Improving graphitic quality by oxidative liberation of crosslinks in non-graphitizable carbons

ID# 2022-5475
The figure shows the process of forming graphitic carbon.

Technology Summary

Graphitization is the process of thermally converting amorphous carbon into graphitic carbon. Traditional conditions are energy-demanding, requiring temperatures in excess of 2500 °C. Recent efforts have been devoted to the development of greener routes using lower temperatures or waste as a carbon source in order to be more sustainable. Many amorphous carbon sources form non-graphitizable structures due to crosslinking. For many of these materials, crosslink removal would greatly improve the graphitic quality after graphitization. Researchers at Penn State have developed a method of partially oxidizing carbon materials to effectively remove graphitization-inhibiting crosslinks.
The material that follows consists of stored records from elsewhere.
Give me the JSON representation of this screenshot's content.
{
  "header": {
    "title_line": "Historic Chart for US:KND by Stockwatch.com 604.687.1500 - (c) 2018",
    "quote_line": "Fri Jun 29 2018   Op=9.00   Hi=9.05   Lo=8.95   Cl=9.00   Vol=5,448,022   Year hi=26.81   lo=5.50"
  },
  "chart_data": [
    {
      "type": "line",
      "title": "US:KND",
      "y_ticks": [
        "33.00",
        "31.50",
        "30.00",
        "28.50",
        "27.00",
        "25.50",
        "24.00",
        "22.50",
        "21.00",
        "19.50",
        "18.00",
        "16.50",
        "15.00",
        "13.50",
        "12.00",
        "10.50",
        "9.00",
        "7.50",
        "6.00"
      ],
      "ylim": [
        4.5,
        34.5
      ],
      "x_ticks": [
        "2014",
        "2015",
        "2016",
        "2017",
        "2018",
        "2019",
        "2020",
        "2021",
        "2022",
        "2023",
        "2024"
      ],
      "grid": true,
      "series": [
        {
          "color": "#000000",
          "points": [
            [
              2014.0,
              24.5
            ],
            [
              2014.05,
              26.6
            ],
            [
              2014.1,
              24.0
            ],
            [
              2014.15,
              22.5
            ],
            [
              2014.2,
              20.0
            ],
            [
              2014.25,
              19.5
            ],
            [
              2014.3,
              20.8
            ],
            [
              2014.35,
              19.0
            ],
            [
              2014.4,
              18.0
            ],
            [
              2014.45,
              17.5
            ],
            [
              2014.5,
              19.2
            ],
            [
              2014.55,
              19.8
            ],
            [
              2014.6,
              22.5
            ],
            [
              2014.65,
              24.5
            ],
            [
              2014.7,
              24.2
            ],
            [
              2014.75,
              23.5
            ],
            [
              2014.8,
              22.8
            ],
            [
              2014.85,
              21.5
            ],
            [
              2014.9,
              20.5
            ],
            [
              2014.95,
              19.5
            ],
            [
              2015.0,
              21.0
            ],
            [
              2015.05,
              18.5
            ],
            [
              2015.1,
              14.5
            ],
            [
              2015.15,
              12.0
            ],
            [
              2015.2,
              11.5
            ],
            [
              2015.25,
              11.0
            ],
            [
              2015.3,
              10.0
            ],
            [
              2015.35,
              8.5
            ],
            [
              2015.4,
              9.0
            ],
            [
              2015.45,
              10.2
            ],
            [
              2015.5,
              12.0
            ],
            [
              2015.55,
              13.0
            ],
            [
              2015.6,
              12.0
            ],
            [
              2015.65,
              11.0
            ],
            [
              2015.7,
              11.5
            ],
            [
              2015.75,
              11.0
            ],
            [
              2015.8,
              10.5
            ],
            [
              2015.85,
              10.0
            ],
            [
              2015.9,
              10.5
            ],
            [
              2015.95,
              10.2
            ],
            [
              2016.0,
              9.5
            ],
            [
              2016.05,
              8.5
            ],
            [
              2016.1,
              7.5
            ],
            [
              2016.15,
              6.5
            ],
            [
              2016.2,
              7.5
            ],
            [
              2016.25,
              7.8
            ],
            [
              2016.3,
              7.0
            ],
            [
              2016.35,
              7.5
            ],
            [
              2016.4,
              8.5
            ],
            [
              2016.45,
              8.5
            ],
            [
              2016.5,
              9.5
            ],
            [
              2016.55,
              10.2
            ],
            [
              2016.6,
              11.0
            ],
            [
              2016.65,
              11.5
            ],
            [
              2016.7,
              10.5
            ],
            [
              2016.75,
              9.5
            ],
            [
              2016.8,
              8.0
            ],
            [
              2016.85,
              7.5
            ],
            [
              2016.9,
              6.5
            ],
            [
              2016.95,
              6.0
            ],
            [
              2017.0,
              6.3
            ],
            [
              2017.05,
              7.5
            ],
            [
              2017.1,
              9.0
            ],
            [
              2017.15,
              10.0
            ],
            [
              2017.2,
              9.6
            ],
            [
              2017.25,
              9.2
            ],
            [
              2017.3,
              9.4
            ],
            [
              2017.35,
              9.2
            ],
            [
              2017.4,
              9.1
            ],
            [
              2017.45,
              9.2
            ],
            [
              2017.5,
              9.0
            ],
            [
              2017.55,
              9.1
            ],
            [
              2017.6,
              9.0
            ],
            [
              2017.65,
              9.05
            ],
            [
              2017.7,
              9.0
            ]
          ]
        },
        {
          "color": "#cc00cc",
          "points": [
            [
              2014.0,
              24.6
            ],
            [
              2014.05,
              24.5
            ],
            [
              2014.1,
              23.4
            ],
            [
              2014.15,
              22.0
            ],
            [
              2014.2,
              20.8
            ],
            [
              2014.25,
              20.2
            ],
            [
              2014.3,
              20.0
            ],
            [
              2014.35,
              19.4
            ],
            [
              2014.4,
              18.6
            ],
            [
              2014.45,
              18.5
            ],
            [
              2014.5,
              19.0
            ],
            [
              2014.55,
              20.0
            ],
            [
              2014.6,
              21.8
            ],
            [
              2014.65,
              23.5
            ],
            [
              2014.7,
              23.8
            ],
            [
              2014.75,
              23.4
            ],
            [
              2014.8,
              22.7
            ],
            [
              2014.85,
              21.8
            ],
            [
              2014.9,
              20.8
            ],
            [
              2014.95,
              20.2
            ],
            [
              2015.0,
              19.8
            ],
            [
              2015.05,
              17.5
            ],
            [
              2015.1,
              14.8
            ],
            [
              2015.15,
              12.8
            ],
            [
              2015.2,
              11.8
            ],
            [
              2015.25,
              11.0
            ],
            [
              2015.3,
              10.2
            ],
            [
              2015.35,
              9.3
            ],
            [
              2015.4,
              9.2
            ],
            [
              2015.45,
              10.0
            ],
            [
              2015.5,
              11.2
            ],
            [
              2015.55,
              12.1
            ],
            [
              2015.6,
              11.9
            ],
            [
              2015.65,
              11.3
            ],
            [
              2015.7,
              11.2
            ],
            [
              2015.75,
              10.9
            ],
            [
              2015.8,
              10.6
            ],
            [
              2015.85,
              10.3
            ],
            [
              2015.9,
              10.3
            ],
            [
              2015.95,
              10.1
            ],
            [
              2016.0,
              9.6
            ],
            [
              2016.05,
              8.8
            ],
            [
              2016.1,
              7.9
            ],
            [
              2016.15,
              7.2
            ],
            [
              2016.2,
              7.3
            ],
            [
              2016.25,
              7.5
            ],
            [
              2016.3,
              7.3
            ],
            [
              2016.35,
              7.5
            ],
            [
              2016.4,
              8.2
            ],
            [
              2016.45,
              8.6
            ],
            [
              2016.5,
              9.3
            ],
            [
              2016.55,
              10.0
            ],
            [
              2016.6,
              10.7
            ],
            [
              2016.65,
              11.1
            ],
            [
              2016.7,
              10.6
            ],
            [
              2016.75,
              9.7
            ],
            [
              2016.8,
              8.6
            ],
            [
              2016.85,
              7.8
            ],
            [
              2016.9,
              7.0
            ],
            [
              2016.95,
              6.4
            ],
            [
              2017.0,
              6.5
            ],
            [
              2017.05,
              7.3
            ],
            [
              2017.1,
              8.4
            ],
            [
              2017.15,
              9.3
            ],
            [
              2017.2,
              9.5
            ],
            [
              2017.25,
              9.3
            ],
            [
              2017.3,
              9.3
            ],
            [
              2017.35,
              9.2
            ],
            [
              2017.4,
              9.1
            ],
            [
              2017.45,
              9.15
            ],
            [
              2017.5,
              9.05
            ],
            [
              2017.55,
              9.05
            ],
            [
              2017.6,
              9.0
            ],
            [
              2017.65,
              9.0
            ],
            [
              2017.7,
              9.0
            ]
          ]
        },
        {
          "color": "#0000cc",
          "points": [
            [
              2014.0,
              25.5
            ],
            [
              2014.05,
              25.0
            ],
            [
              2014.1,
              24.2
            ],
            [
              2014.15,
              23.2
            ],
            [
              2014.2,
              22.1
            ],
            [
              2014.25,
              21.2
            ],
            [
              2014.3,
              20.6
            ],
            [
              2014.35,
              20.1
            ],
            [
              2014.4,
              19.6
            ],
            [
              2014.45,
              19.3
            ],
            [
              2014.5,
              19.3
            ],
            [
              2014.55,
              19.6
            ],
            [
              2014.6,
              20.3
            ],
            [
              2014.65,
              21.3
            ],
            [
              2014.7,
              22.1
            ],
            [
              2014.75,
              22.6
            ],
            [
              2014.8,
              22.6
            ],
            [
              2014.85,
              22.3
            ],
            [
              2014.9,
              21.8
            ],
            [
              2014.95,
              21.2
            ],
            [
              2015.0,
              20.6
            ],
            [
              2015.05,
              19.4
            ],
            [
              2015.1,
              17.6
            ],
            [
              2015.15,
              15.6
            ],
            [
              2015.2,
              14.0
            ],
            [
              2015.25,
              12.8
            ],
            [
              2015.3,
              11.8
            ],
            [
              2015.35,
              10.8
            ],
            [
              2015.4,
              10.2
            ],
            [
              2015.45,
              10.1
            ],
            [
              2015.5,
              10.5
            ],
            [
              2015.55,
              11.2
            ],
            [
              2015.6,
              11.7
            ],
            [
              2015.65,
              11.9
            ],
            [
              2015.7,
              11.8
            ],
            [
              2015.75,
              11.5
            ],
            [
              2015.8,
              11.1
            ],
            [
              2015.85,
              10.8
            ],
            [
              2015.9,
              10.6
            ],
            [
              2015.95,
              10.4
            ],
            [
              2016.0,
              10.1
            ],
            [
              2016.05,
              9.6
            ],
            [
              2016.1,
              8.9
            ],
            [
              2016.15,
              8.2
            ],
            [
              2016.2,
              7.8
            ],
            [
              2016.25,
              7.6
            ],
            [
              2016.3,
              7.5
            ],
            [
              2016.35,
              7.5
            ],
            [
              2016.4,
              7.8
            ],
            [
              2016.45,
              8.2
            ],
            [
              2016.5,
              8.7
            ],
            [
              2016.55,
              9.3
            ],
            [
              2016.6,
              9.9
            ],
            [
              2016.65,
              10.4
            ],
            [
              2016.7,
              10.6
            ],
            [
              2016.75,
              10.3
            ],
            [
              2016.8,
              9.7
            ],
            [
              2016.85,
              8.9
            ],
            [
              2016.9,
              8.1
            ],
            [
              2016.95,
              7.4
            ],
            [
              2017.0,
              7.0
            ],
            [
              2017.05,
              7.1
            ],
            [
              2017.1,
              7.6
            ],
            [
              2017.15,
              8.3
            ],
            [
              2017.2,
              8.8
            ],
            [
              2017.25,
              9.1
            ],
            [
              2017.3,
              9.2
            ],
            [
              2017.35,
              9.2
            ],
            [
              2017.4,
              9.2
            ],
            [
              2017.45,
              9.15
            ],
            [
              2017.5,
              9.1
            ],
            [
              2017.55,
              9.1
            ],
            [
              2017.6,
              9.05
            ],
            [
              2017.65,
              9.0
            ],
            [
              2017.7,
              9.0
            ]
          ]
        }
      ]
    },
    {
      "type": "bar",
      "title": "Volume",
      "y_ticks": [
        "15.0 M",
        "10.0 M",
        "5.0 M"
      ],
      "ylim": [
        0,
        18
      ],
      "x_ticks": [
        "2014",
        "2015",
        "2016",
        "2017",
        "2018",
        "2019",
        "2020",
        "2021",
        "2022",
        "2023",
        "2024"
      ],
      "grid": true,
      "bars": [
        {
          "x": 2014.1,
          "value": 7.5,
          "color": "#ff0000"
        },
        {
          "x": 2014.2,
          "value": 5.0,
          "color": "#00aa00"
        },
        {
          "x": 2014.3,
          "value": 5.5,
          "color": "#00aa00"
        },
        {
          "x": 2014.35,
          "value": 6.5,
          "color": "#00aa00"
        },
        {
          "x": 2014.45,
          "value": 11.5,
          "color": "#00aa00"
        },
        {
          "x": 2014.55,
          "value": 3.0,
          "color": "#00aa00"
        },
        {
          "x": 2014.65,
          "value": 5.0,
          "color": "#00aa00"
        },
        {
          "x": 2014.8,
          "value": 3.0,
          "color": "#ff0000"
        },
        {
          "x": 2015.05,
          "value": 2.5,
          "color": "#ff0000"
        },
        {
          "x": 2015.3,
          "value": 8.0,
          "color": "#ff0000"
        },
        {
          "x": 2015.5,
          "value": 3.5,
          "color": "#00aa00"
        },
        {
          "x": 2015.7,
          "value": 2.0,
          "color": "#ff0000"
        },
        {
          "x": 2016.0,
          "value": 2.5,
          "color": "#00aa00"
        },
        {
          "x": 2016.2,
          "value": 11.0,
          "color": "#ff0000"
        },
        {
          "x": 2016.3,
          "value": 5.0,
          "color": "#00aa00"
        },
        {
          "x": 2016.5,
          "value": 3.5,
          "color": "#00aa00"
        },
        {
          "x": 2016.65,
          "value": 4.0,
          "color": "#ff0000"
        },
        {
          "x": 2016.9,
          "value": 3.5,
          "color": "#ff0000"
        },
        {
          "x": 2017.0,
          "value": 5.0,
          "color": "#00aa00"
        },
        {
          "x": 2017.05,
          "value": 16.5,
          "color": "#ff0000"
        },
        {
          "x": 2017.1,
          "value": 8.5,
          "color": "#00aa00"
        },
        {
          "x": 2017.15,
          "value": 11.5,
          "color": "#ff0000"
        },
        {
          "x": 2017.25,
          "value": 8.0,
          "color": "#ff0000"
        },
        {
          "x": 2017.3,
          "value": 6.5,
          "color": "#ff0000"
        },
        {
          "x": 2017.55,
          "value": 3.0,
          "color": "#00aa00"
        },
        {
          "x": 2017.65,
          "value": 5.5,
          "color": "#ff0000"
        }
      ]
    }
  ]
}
Removal of the crosslinks leads to better stacking of the graphene planes and can potentially increase the electrical conductivity at a lower mass loading.

Application & Market Utility

The worldwide production of graphite in 2023 was close to 1.3 million metric tons. Graphitizable precursors are the basis for synthetic graphite manufacture. This technology will facilitate the use of cheap and renewable precursors to create high-value carbon materials for applications such as lubricants, batteries, fuel cells and friction materials.